Project 5 / Face Detection with a Sliding Window

In this project I implemented a face detection algorithm using sliding window model. Instead of the SIFT features that we have used in previous projects, I used HoG representation as descriptors. The project is consisted of 3 parts: handling training data, training classifier, and using trained classifier to detect face in sliding windows in different scales of test images.

1. Handing training data

The training data is consisted of two parts: images with face and images without face. Even though all the positive images (with face) are configured properly as they are of same size and the face size are approximately the same, the negative images are of different sizes and scales. Therefore, to achieve better performance, I used a scale factor of 0.9 when getting HoG features from negative images, meaning that I scale the image down to 0.9*original scale recursively and get some new features until the image is too small to achieve new features. I used 10000 negative images to get the features. Even though more image will improve the performance, it will take much longer to train, thus I kept using 10000 negative images.

2. Training classifier

This part is pretty strait forward, and there is one parameter lambda to tune with. After trying different lambda (0.1, 0.001 and 0.0001), the smallest worked the best, so I chose 0.0001.

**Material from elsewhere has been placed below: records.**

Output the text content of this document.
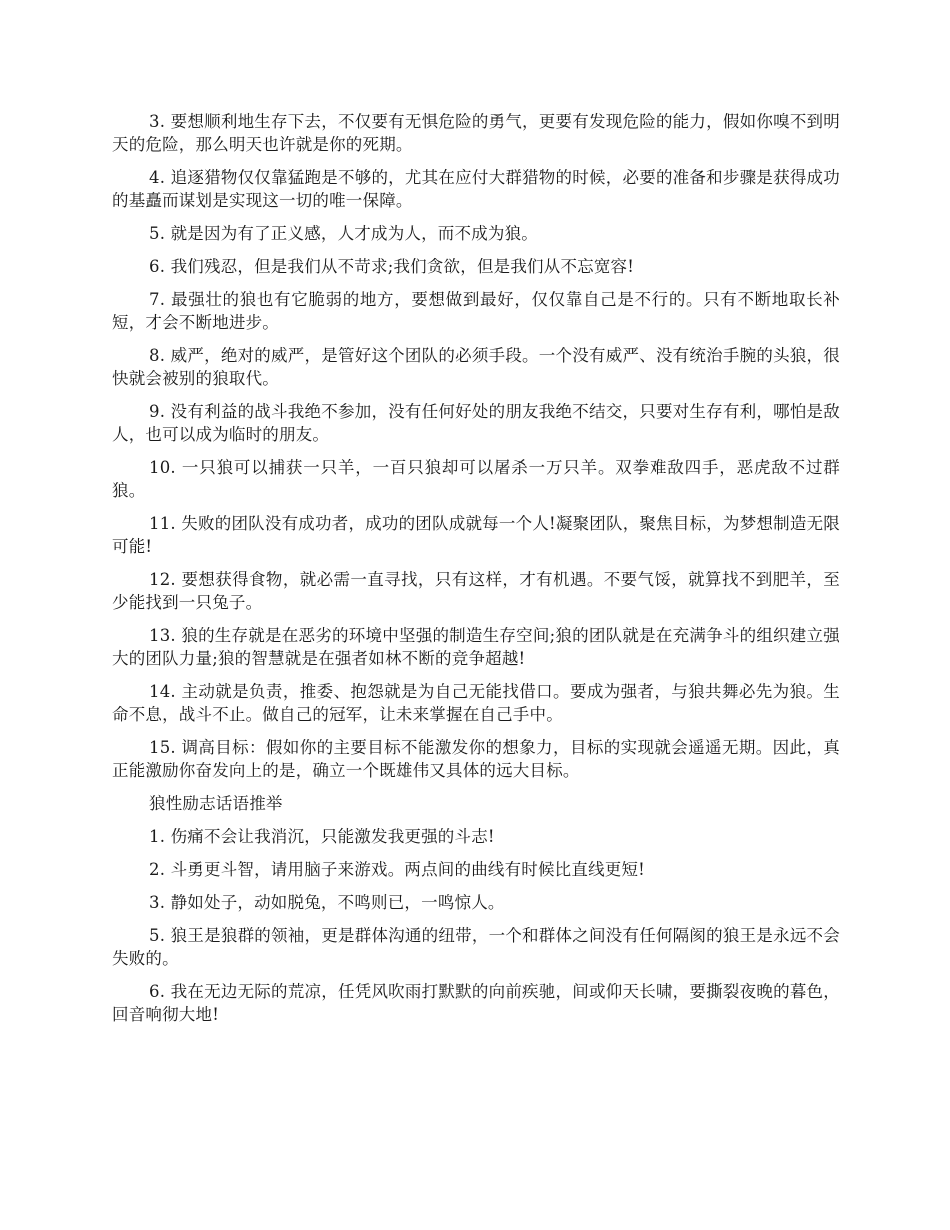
3. 要想顺利地生存下去，不仅要有无惧危险的勇气，更要有发现危险的能力，假如你嗅不到明天的危险，那么明天也许就是你的死期。

4. 追逐猎物仅仅靠猛跑是不够的，尤其在应付大群猎物的时候，必要的准备和步骤是获得成功的基矗而谋划是实现这一切的唯一保障。

5. 就是因为有了正义感，人才成为人，而不成为狼。

6. 我们残忍，但是我们从不苛求;我们贪欲，但是我们从不忘宽容!

7. 最强壮的狼也有它脆弱的地方，要想做到最好，仅仅靠自己是不行的。只有不断地取长补短，才会不断地进步。

8. 威严，绝对的威严，是管好这个团队的必须手段。一个没有威严、没有统治手腕的头狼，很快就会被别的狼取代。

9. 没有利益的战斗我绝不参加，没有任何好处的朋友我绝不结交，只要对生存有利，哪怕是敌人，也可以成为临时的朋友。

10. 一只狼可以捕获一只羊，一百只狼却可以屠杀一万只羊。双拳难敌四手，恶虎敌不过群狼。

11. 失败的团队没有成功者，成功的团队成就每一个人!凝聚团队，聚焦目标，为梦想制造无限可能!

12. 要想获得食物，就必需一直寻找，只有这样，才有机遇。不要气馁，就算找不到肥羊，至少能找到一只兔子。

13. 狼的生存就是在恶劣的环境中坚强的制造生存空间;狼的团队就是在充满争斗的组织建立强大的团队力量;狼的智慧就是在强者如林不断的竞争超越!

14. 主动就是负责，推委、抱怨就是为自己无能找借口。要成为强者，与狼共舞必先为狼。生命不息，战斗不止。做自己的冠军，让未来掌握在自己手中。

15. 调高目标：假如你的主要目标不能激发你的想象力，目标的实现就会遥遥无期。因此，真正能激励你奋发向上的是，确立一个既雄伟又具体的远大目标。

狼性励志话语推举

1. 伤痛不会让我消沉，只能激发我更强的斗志!

2. 斗勇更斗智，请用脑子来游戏。两点间的曲线有时候比直线更短!

3. 静如处子，动如脱兔，不鸣则已，一鸣惊人。

5. 狼王是狼群的领袖，更是群体沟通的纽带，一个和群体之间没有任何隔阂的狼王是永远不会失败的。

6. 我在无边无际的荒凉，任凭风吹雨打默默的向前疾驰，间或仰天长啸，要撕裂夜晚的暮色，回音响彻大地!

3. Sliding window detection

In this part, I used multiple scale with 0.9 as the scale factor. I have also tried 0.7, but the average accuracy dropped by arround 6%, so the larger the scale factor is, the better the performance will be. However, the run time grows significantly when the scale factor becomes larger. When scale factor is 0.7 and step size is 6, the entire pipeline runs in less than a minute, whereas when scale factor is 0.9 and step size is 6, the run time is approximately 3 minutes.
Another factor that I have modified is the confidence threshold. When the treshold gets smaller, the accuracy gets higher, however the false positive rate gets higher too. To achieve better accuracy, I set the threshold to 0.7 when measuring the highest accuracy, whereas in the class image listed at the bottom of the page, since I want to detect the face with fewer false positive, I set the threshold to 0.3.
The step size also affacts run time significantly. When the step size is smaller, the pipline runs much slower. When I set step size to 4, the total runtime is 8 minutes, and when the setp size is 3, the runtime is 14.5 minutes.
The performance of the algorithm with different step size and fixed scale factor (0.9) is shown below. Normally when step size is smaller, the accuracy gets much better.

Results in a table

Face template HoG visualization for the starter code. This is completely random, but it should actually look like a face once you train a reasonable classifier.

Precision Recall curve for the starter code.

Example of detection on the test set from the starter code.

Face template HoG visualization with single scale, threshold = 0.7, step size = 6. We can see that the HoG visualization starts to look like a face with a round circle.

Precision Recall curve for the starter code.

Example of detection on the test set from the starter code.

Face template HoG visualization when threshold = 0.7, step size = 6, scale factor = 0.9. We can see that the accuracy improved significantly from single scale.

Precision Recall curve for the starter code.

Example of detection on the test set from the starter code.

Face template HoG visualization when threshold = 0.7, step size = 4, scale factor = 0.9. We can see that the HoG visualization gains more details, and there are eyes and mouth.

Precision Recall curve for the starter code.

Example of detection on the test set from the starter code.

Face template HoG visualization when threshold = 0.7, step size = 3, scale factor = 0.9. We can see that the HoG visualization gains more details.

Precision Recall curve for the starter code.

Example of detection on the test set from the starter code. We can see that the performance in this image was much better than before.

Class image. We can see that the faces in the first image were successfully detected, whereas most faces in the second image were not detected.

Extra credit: decision tree

Before I was using linear-svm to train the classifier, but I have also tried using decision tree. Decision tree is a very strong classification algorithm and is very easy to understand, and has been applied in a lot of classification problems.


However, the accuracy achieved by decision tree classifier was very low, and I attribute the errors to overfitting. I tried different decision tree, including the default one and a pruned one. I used matlab's cvLoss(tree,'SubTrees','All') function to get the optimal prune level, and the precision / recall curve became slightly better balanced after pruning the decision tree. Even though the overall accuracy was still very low, the curve became flatter and converged in a higher precision. The left chart is the curve for unpruned tree, and the right chart is for pruned tree.

When analyzing the mean square error of the decision trees, I found that the error was very low (0.0038 for unpruned tree and 0.015 for pruned tree), therefore I think the tree might overfitted and the performance should improve significantly with more training samples. Therefore I changed the number of negative sample from 10000 to 20000, and achieved a slightly better accuracy and a better precision-recall curve.

However, overall the decision tree classfier's performance was very low, and it was due to the extremely high false positive rate. I think my current implementation is only slightly better than random, and it might be due to some unknown error within my implementation, or it just need more negative samples to train on.